Other creative inventors worked on developing revolvers that did not infringe on the Rollin White patent, but to do so required that their revolvers not have bored-through cylinders. As a result, several unique cartridges were developed in the process of making these new revolver designs marketable. While the resulting patent applications were submitted as 'improvements in repeating firearms' or 'improvements in metallic ammunition', few offered any meaningful improvements at all. The revolvers tended to be more complicated and cumbersome to use, and the ammunition was less reliable, as attested to by their generally poor acceptance by the shooting public. That these patent evasions were doomed certainly is obvious in hindsight, considering the fact that the practicality and simplicity of the bored through cylinder has not been improved upon for a revolving firearm to this day. However, this brief period of alternative revolver design produced a number of unusual guns and cartridges that add to the mystique of collecting and, fortunately for collectors, are in most cases not too difficult to find.
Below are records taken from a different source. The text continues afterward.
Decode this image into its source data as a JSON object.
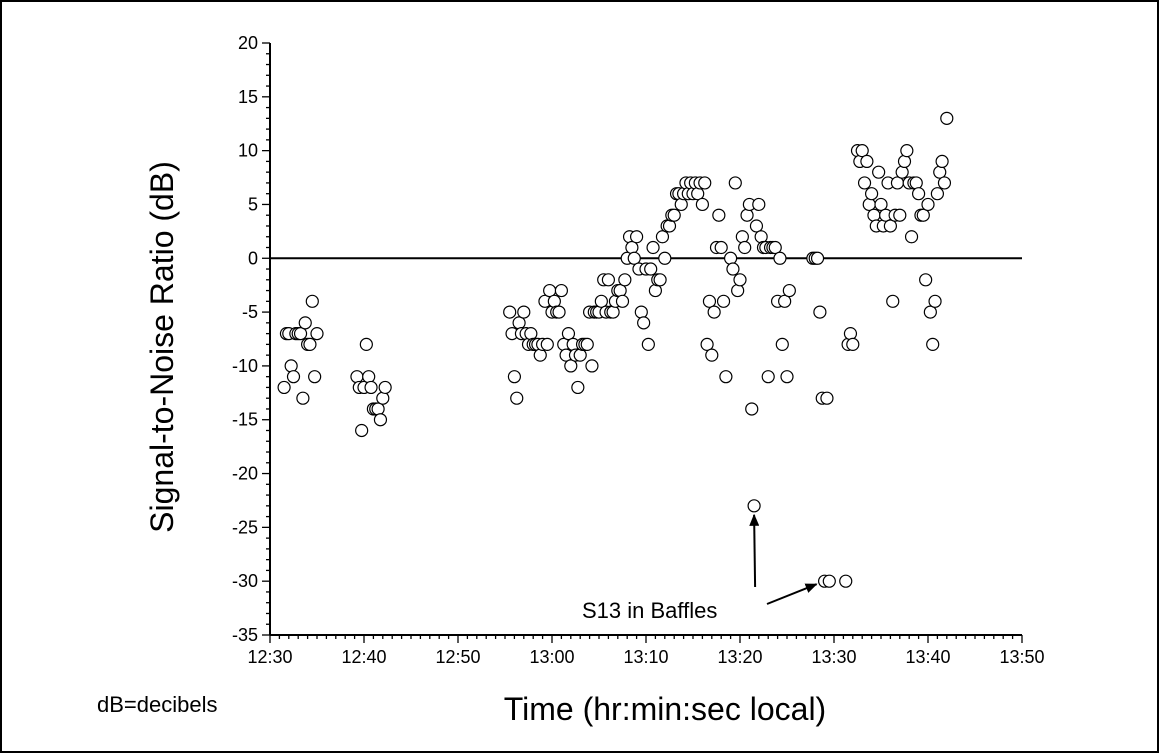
{
  "chart_data": {
    "type": "scatter",
    "title": "",
    "xlabel": "Time (hr:min:sec local)",
    "ylabel": "Signal-to-Noise Ratio (dB)",
    "xlim": [
      "12:30",
      "13:50"
    ],
    "ylim": [
      -35,
      20
    ],
    "x_ticks": [
      "12:30",
      "12:40",
      "12:50",
      "13:00",
      "13:10",
      "13:20",
      "13:30",
      "13:40",
      "13:50"
    ],
    "y_ticks": [
      -35,
      -30,
      -25,
      -20,
      -15,
      -10,
      -5,
      0,
      5,
      10,
      15,
      20
    ],
    "reference_line_y": 0,
    "grid": false,
    "marker": "open-circle",
    "footnote": "dB=decibels",
    "annotation": {
      "text": "S13 in Baffles",
      "points_to": [
        {
          "x": "13:21:30",
          "y": -23
        },
        {
          "x": "13:29:00",
          "y": -30
        }
      ]
    },
    "points": [
      {
        "x": "12:31:30",
        "y": -12
      },
      {
        "x": "12:31:45",
        "y": -7
      },
      {
        "x": "12:32:00",
        "y": -7
      },
      {
        "x": "12:32:15",
        "y": -10
      },
      {
        "x": "12:32:30",
        "y": -11
      },
      {
        "x": "12:32:45",
        "y": -7
      },
      {
        "x": "12:33:00",
        "y": -7
      },
      {
        "x": "12:33:15",
        "y": -7
      },
      {
        "x": "12:33:30",
        "y": -13
      },
      {
        "x": "12:33:45",
        "y": -6
      },
      {
        "x": "12:34:00",
        "y": -8
      },
      {
        "x": "12:34:15",
        "y": -8
      },
      {
        "x": "12:34:30",
        "y": -4
      },
      {
        "x": "12:34:45",
        "y": -11
      },
      {
        "x": "12:35:00",
        "y": -7
      },
      {
        "x": "12:39:15",
        "y": -11
      },
      {
        "x": "12:39:30",
        "y": -12
      },
      {
        "x": "12:39:45",
        "y": -16
      },
      {
        "x": "12:40:00",
        "y": -12
      },
      {
        "x": "12:40:15",
        "y": -8
      },
      {
        "x": "12:40:30",
        "y": -11
      },
      {
        "x": "12:40:45",
        "y": -12
      },
      {
        "x": "12:41:00",
        "y": -14
      },
      {
        "x": "12:41:15",
        "y": -14
      },
      {
        "x": "12:41:30",
        "y": -14
      },
      {
        "x": "12:41:45",
        "y": -15
      },
      {
        "x": "12:42:00",
        "y": -13
      },
      {
        "x": "12:42:15",
        "y": -12
      },
      {
        "x": "12:55:30",
        "y": -5
      },
      {
        "x": "12:55:45",
        "y": -7
      },
      {
        "x": "12:56:00",
        "y": -11
      },
      {
        "x": "12:56:15",
        "y": -13
      },
      {
        "x": "12:56:30",
        "y": -6
      },
      {
        "x": "12:56:45",
        "y": -7
      },
      {
        "x": "12:57:00",
        "y": -5
      },
      {
        "x": "12:57:15",
        "y": -7
      },
      {
        "x": "12:57:30",
        "y": -8
      },
      {
        "x": "12:57:45",
        "y": -7
      },
      {
        "x": "12:58:00",
        "y": -8
      },
      {
        "x": "12:58:15",
        "y": -8
      },
      {
        "x": "12:58:30",
        "y": -8
      },
      {
        "x": "12:58:45",
        "y": -9
      },
      {
        "x": "12:59:00",
        "y": -8
      },
      {
        "x": "12:59:15",
        "y": -4
      },
      {
        "x": "12:59:30",
        "y": -8
      },
      {
        "x": "12:59:45",
        "y": -3
      },
      {
        "x": "13:00:00",
        "y": -5
      },
      {
        "x": "13:00:15",
        "y": -4
      },
      {
        "x": "13:00:30",
        "y": -5
      },
      {
        "x": "13:00:45",
        "y": -5
      },
      {
        "x": "13:01:00",
        "y": -3
      },
      {
        "x": "13:01:15",
        "y": -8
      },
      {
        "x": "13:01:30",
        "y": -9
      },
      {
        "x": "13:01:45",
        "y": -7
      },
      {
        "x": "13:02:00",
        "y": -10
      },
      {
        "x": "13:02:15",
        "y": -8
      },
      {
        "x": "13:02:30",
        "y": -9
      },
      {
        "x": "13:02:45",
        "y": -12
      },
      {
        "x": "13:03:00",
        "y": -9
      },
      {
        "x": "13:03:15",
        "y": -8
      },
      {
        "x": "13:03:30",
        "y": -8
      },
      {
        "x": "13:03:45",
        "y": -8
      },
      {
        "x": "13:04:00",
        "y": -5
      },
      {
        "x": "13:04:15",
        "y": -10
      },
      {
        "x": "13:04:30",
        "y": -5
      },
      {
        "x": "13:04:45",
        "y": -5
      },
      {
        "x": "13:05:00",
        "y": -5
      },
      {
        "x": "13:05:15",
        "y": -4
      },
      {
        "x": "13:05:30",
        "y": -2
      },
      {
        "x": "13:05:45",
        "y": -5
      },
      {
        "x": "13:06:00",
        "y": -2
      },
      {
        "x": "13:06:15",
        "y": -5
      },
      {
        "x": "13:06:30",
        "y": -5
      },
      {
        "x": "13:06:45",
        "y": -4
      },
      {
        "x": "13:07:00",
        "y": -3
      },
      {
        "x": "13:07:15",
        "y": -3
      },
      {
        "x": "13:07:30",
        "y": -4
      },
      {
        "x": "13:07:45",
        "y": -2
      },
      {
        "x": "13:08:00",
        "y": 0
      },
      {
        "x": "13:08:15",
        "y": 2
      },
      {
        "x": "13:08:30",
        "y": 1
      },
      {
        "x": "13:08:45",
        "y": 0
      },
      {
        "x": "13:09:00",
        "y": 2
      },
      {
        "x": "13:09:15",
        "y": -1
      },
      {
        "x": "13:09:30",
        "y": -5
      },
      {
        "x": "13:09:45",
        "y": -6
      },
      {
        "x": "13:10:00",
        "y": -1
      },
      {
        "x": "13:10:15",
        "y": -8
      },
      {
        "x": "13:10:30",
        "y": -1
      },
      {
        "x": "13:10:45",
        "y": 1
      },
      {
        "x": "13:11:00",
        "y": -3
      },
      {
        "x": "13:11:15",
        "y": -2
      },
      {
        "x": "13:11:30",
        "y": -2
      },
      {
        "x": "13:11:45",
        "y": 2
      },
      {
        "x": "13:12:00",
        "y": 0
      },
      {
        "x": "13:12:15",
        "y": 3
      },
      {
        "x": "13:12:30",
        "y": 3
      },
      {
        "x": "13:12:45",
        "y": 4
      },
      {
        "x": "13:13:00",
        "y": 4
      },
      {
        "x": "13:13:15",
        "y": 6
      },
      {
        "x": "13:13:30",
        "y": 6
      },
      {
        "x": "13:13:45",
        "y": 5
      },
      {
        "x": "13:14:00",
        "y": 6
      },
      {
        "x": "13:14:15",
        "y": 7
      },
      {
        "x": "13:14:30",
        "y": 6
      },
      {
        "x": "13:14:45",
        "y": 7
      },
      {
        "x": "13:15:00",
        "y": 6
      },
      {
        "x": "13:15:15",
        "y": 7
      },
      {
        "x": "13:15:30",
        "y": 6
      },
      {
        "x": "13:15:45",
        "y": 7
      },
      {
        "x": "13:16:00",
        "y": 5
      },
      {
        "x": "13:16:15",
        "y": 7
      },
      {
        "x": "13:16:30",
        "y": -8
      },
      {
        "x": "13:16:45",
        "y": -4
      },
      {
        "x": "13:17:00",
        "y": -9
      },
      {
        "x": "13:17:15",
        "y": -5
      },
      {
        "x": "13:17:30",
        "y": 1
      },
      {
        "x": "13:17:45",
        "y": 4
      },
      {
        "x": "13:18:00",
        "y": 1
      },
      {
        "x": "13:18:15",
        "y": -4
      },
      {
        "x": "13:18:30",
        "y": -11
      },
      {
        "x": "13:19:00",
        "y": 0
      },
      {
        "x": "13:19:15",
        "y": -1
      },
      {
        "x": "13:19:30",
        "y": 7
      },
      {
        "x": "13:19:45",
        "y": -3
      },
      {
        "x": "13:20:00",
        "y": -2
      },
      {
        "x": "13:20:15",
        "y": 2
      },
      {
        "x": "13:20:30",
        "y": 1
      },
      {
        "x": "13:20:45",
        "y": 4
      },
      {
        "x": "13:21:00",
        "y": 5
      },
      {
        "x": "13:21:15",
        "y": -14
      },
      {
        "x": "13:21:30",
        "y": -23
      },
      {
        "x": "13:21:45",
        "y": 3
      },
      {
        "x": "13:22:00",
        "y": 5
      },
      {
        "x": "13:22:15",
        "y": 2
      },
      {
        "x": "13:22:30",
        "y": 1
      },
      {
        "x": "13:22:45",
        "y": 1
      },
      {
        "x": "13:23:00",
        "y": -11
      },
      {
        "x": "13:23:15",
        "y": 1
      },
      {
        "x": "13:23:30",
        "y": 1
      },
      {
        "x": "13:23:45",
        "y": 1
      },
      {
        "x": "13:24:00",
        "y": -4
      },
      {
        "x": "13:24:15",
        "y": 0
      },
      {
        "x": "13:24:30",
        "y": -8
      },
      {
        "x": "13:24:45",
        "y": -4
      },
      {
        "x": "13:25:00",
        "y": -11
      },
      {
        "x": "13:25:15",
        "y": -3
      },
      {
        "x": "13:27:45",
        "y": 0
      },
      {
        "x": "13:28:00",
        "y": 0
      },
      {
        "x": "13:28:15",
        "y": 0
      },
      {
        "x": "13:28:30",
        "y": -5
      },
      {
        "x": "13:28:45",
        "y": -13
      },
      {
        "x": "13:29:00",
        "y": -30
      },
      {
        "x": "13:29:15",
        "y": -13
      },
      {
        "x": "13:29:30",
        "y": -30
      },
      {
        "x": "13:31:15",
        "y": -30
      },
      {
        "x": "13:31:30",
        "y": -8
      },
      {
        "x": "13:31:45",
        "y": -7
      },
      {
        "x": "13:32:00",
        "y": -8
      },
      {
        "x": "13:32:30",
        "y": 10
      },
      {
        "x": "13:32:45",
        "y": 9
      },
      {
        "x": "13:33:00",
        "y": 10
      },
      {
        "x": "13:33:15",
        "y": 7
      },
      {
        "x": "13:33:30",
        "y": 9
      },
      {
        "x": "13:33:45",
        "y": 5
      },
      {
        "x": "13:34:00",
        "y": 6
      },
      {
        "x": "13:34:15",
        "y": 4
      },
      {
        "x": "13:34:30",
        "y": 3
      },
      {
        "x": "13:34:45",
        "y": 8
      },
      {
        "x": "13:35:00",
        "y": 5
      },
      {
        "x": "13:35:15",
        "y": 3
      },
      {
        "x": "13:35:30",
        "y": 4
      },
      {
        "x": "13:35:45",
        "y": 7
      },
      {
        "x": "13:36:00",
        "y": 3
      },
      {
        "x": "13:36:15",
        "y": -4
      },
      {
        "x": "13:36:30",
        "y": 4
      },
      {
        "x": "13:36:45",
        "y": 7
      },
      {
        "x": "13:37:00",
        "y": 4
      },
      {
        "x": "13:37:15",
        "y": 8
      },
      {
        "x": "13:37:30",
        "y": 9
      },
      {
        "x": "13:37:45",
        "y": 10
      },
      {
        "x": "13:38:00",
        "y": 7
      },
      {
        "x": "13:38:15",
        "y": 2
      },
      {
        "x": "13:38:30",
        "y": 7
      },
      {
        "x": "13:38:45",
        "y": 7
      },
      {
        "x": "13:39:00",
        "y": 6
      },
      {
        "x": "13:39:15",
        "y": 4
      },
      {
        "x": "13:39:30",
        "y": 4
      },
      {
        "x": "13:39:45",
        "y": -2
      },
      {
        "x": "13:40:00",
        "y": 5
      },
      {
        "x": "13:40:15",
        "y": -5
      },
      {
        "x": "13:40:30",
        "y": -8
      },
      {
        "x": "13:40:45",
        "y": -4
      },
      {
        "x": "13:41:00",
        "y": 6
      },
      {
        "x": "13:41:15",
        "y": 8
      },
      {
        "x": "13:41:30",
        "y": 9
      },
      {
        "x": "13:41:45",
        "y": 7
      },
      {
        "x": "13:42:00",
        "y": 13
      }
    ]
  }
}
The first and one of the more popular among the evasions was Willard Ellis and John White's revolver, for which they received U.S. patent 24,726 on July 12, 1859.
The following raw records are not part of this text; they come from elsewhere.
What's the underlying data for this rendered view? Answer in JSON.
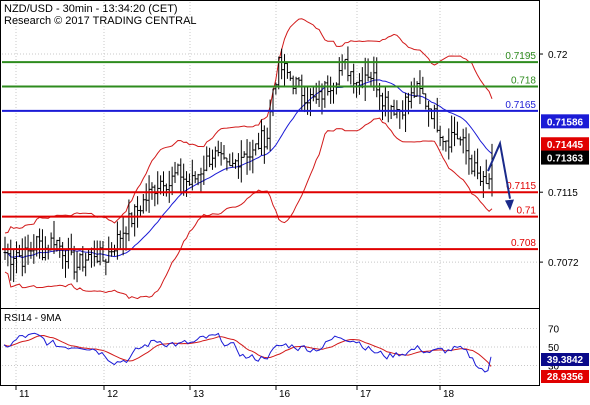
{
  "header": {
    "line1": "NZD/USD - 30min - 13:34:20 (CET)",
    "line2": "Research © 2017 TRADING CENTRAL"
  },
  "colors": {
    "green": "#2e8b1e",
    "blue": "#1b1bd6",
    "red": "#e00000",
    "candle": "#000000",
    "band": "#d21a1a",
    "ma": "#1b1bd6",
    "arrow": "#1a2a8a",
    "grid": "#c8c8c8",
    "price_badge_red": "#e00000",
    "price_badge_black": "#000000",
    "rsi_badge_blue": "#0a0a8a",
    "rsi_badge_red": "#e00000"
  },
  "chart_data": [
    {
      "type": "candlestick",
      "title": "NZD/USD - 30min",
      "ylim": [
        0.7045,
        0.7232
      ],
      "x_ticks": [
        "11",
        "12",
        "13",
        "16",
        "17",
        "18"
      ],
      "y_ticks": [
        0.7072,
        0.7115,
        0.72
      ],
      "levels": [
        {
          "value": 0.7195,
          "label": "0.7195",
          "color": "green"
        },
        {
          "value": 0.718,
          "label": "0.718",
          "color": "green"
        },
        {
          "value": 0.7165,
          "label": "0.7165",
          "color": "blue"
        },
        {
          "value": 0.7115,
          "label": "0.7115",
          "color": "red"
        },
        {
          "value": 0.71,
          "label": "0.71",
          "color": "red"
        },
        {
          "value": 0.708,
          "label": "0.708",
          "color": "red"
        }
      ],
      "price_badges": [
        {
          "value": 0.71586,
          "label": "0.71586",
          "color": "blue"
        },
        {
          "value": 0.71445,
          "label": "0.71445",
          "color": "red"
        },
        {
          "value": 0.71363,
          "label": "0.71363",
          "color": "black"
        }
      ],
      "arrow": {
        "from_value": 0.7145,
        "to_value": 0.7105,
        "direction": "down"
      },
      "close_path": [
        0.7078,
        0.7075,
        0.7079,
        0.7074,
        0.7077,
        0.7081,
        0.7085,
        0.7079,
        0.7083,
        0.7087,
        0.7082,
        0.7078,
        0.7073,
        0.7069,
        0.7072,
        0.7075,
        0.7079,
        0.7076,
        0.7073,
        0.7078,
        0.7083,
        0.7088,
        0.7094,
        0.7098,
        0.7103,
        0.7108,
        0.7112,
        0.7117,
        0.7121,
        0.7124,
        0.712,
        0.7125,
        0.7127,
        0.7122,
        0.712,
        0.7125,
        0.713,
        0.7135,
        0.7139,
        0.7135,
        0.7131,
        0.7128,
        0.7133,
        0.7138,
        0.7141,
        0.7137,
        0.7143,
        0.7148,
        0.715,
        0.718,
        0.7192,
        0.719,
        0.7186,
        0.7182,
        0.7178,
        0.7175,
        0.7172,
        0.717,
        0.7176,
        0.7181,
        0.7185,
        0.7189,
        0.7193,
        0.719,
        0.7186,
        0.7183,
        0.719,
        0.7187,
        0.7182,
        0.7174,
        0.717,
        0.7168,
        0.7165,
        0.717,
        0.7172,
        0.7177,
        0.7176,
        0.717,
        0.7165,
        0.7158,
        0.715,
        0.7148,
        0.7152,
        0.7148,
        0.7142,
        0.7135,
        0.7127,
        0.7121,
        0.7118,
        0.713
      ]
    },
    {
      "type": "line",
      "title": "RSI14 - 9MA",
      "ylim": [
        10,
        90
      ],
      "y_ticks": [
        30,
        50,
        70
      ],
      "series": [
        {
          "name": "RSI14",
          "color": "blue",
          "last": 39.3842
        },
        {
          "name": "9MA",
          "color": "red",
          "last": 28.9356
        }
      ]
    }
  ],
  "rsi": {
    "label": "RSI14 - 9MA",
    "rsi_value": "39.3842",
    "ma_value": "28.9356",
    "tick_labels": [
      "70",
      "50",
      "30"
    ]
  }
}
The patent is for the revolver, or more precisely for the cylinder of a revolver, which was intended to be loaded from the front in order to circumvent Rollin White's patent on the bored through cylinder. The cartridges for this revolver had a cupped base, and were fired by the hammer striking the inside edge of the cup. These cartridges becam known as cup-primed cartridges. The patent drawing includes the cartridge in Figure 1, showing it's flat based cup and flanged case mouth, ready to be inserted into the chamber from the front of the cylinder. I have included the complete patent drawing and specifications below.
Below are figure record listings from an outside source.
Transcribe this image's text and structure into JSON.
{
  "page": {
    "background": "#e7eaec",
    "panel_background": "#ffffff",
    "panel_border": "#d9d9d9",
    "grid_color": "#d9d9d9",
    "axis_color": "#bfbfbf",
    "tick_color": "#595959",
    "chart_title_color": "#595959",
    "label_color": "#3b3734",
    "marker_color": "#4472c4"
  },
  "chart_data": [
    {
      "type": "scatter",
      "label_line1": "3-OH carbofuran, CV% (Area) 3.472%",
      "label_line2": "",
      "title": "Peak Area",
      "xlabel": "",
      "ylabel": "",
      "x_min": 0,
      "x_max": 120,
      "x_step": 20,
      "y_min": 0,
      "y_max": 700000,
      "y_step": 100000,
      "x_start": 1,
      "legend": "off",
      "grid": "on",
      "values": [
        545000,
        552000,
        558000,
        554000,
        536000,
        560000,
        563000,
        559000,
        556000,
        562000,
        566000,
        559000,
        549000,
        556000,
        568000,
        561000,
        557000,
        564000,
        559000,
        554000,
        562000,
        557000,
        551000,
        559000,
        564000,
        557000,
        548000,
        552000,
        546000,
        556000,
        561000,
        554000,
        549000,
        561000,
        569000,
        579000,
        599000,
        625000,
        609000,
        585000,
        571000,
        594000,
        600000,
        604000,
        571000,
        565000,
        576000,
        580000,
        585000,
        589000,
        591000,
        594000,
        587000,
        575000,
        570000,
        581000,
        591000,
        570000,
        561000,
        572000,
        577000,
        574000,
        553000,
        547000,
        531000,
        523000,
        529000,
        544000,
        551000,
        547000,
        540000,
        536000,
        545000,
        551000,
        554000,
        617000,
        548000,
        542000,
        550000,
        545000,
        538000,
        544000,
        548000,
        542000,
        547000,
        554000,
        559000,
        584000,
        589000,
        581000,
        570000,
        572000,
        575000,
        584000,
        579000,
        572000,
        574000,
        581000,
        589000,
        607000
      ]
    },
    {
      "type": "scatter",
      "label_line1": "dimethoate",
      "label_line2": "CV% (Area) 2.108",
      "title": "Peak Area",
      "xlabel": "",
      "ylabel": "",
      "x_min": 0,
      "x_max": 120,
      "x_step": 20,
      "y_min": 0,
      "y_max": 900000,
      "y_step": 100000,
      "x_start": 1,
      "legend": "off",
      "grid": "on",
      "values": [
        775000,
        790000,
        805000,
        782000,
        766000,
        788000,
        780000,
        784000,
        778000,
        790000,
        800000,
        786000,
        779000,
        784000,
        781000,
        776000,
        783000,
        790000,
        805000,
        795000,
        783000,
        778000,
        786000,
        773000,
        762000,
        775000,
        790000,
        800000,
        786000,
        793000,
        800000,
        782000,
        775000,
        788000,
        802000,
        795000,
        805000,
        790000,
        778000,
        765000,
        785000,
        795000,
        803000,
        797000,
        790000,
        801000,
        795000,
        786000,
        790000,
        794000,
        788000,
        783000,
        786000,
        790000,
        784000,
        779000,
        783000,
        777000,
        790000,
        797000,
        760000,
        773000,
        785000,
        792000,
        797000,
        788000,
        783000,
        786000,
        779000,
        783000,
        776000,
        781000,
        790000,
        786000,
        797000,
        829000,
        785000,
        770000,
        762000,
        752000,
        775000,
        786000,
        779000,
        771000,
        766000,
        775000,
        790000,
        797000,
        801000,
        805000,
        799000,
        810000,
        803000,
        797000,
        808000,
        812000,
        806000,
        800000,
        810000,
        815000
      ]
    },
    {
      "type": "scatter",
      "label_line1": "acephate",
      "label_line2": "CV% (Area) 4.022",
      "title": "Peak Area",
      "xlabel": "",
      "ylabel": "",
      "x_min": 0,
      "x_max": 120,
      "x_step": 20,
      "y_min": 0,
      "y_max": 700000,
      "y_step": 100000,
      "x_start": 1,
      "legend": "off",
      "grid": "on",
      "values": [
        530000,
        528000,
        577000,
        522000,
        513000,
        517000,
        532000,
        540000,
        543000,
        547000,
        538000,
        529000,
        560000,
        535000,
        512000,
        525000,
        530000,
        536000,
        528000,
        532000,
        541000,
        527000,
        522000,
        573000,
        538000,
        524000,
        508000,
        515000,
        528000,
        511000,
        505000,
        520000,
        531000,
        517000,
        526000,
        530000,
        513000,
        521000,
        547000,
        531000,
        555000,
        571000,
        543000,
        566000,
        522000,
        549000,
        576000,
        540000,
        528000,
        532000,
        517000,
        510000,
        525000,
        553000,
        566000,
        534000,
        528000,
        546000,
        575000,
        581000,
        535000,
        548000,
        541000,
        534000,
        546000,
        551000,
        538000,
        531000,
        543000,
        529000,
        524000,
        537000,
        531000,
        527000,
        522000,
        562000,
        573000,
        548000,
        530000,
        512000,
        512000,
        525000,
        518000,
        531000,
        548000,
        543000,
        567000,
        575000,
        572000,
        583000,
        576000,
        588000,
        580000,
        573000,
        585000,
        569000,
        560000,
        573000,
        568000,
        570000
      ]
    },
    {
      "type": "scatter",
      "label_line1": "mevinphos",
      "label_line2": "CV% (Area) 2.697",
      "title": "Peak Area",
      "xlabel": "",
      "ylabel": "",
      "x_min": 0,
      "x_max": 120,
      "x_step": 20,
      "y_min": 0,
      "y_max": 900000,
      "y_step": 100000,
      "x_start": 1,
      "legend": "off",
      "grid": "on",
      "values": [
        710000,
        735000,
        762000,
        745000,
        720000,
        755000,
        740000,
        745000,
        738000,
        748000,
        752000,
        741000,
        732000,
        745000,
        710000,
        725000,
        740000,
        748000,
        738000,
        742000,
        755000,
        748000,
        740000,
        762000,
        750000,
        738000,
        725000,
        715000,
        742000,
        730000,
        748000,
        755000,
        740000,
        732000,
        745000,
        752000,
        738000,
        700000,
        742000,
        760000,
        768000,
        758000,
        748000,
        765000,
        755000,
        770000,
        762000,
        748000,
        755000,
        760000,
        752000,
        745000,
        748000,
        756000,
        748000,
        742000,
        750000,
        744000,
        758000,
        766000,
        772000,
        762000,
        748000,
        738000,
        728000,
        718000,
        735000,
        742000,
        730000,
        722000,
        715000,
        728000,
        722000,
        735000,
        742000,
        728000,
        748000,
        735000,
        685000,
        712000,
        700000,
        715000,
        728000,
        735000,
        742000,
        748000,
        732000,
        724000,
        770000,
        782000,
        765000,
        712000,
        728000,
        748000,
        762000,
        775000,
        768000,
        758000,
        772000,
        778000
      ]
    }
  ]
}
The revolvers were manufactured beginning in the early to mid 1860s by the Plant's Manufacturing Company of New Haven, Connecticut, and The Eagle Arms Company of New Your. They were made in two sizes, with Eagle producing approximately 20,000 of the small frame pocket revolvers in .28 and .30 caliber, and Plant producing approximately 1,200 of the large frame 'Army' revolvers in .42 caliber in three different models over its production life. With the expiration of the Rollin White patent and, more importantly, Smith & Wesson's choke hold on revolver manufacturing in the United States, the resulting flood of new, more practical revolver designs in both rim fire and center fire killed the demand for the patent evasion revolvers. Production of the Plant and Eagle cup- primed revolvers probably ended in the early 1870s. . This photo shows all of the cup-primed cartridge variations in my collection, including from the left an unheadstamped .28 caliber, three .30 caliber variations (raised P headstamp, raised A headstamp and unheadstamped), and two unheadstamped .42 caliber variations, the first with a heavy case cannelure and the other with a light cannelure. None of the cartridges shown have the flat cup base, which was used only for the earliest production cartridges. In addition, the .30 cartridges seem to be the only ones that are found with headstamps.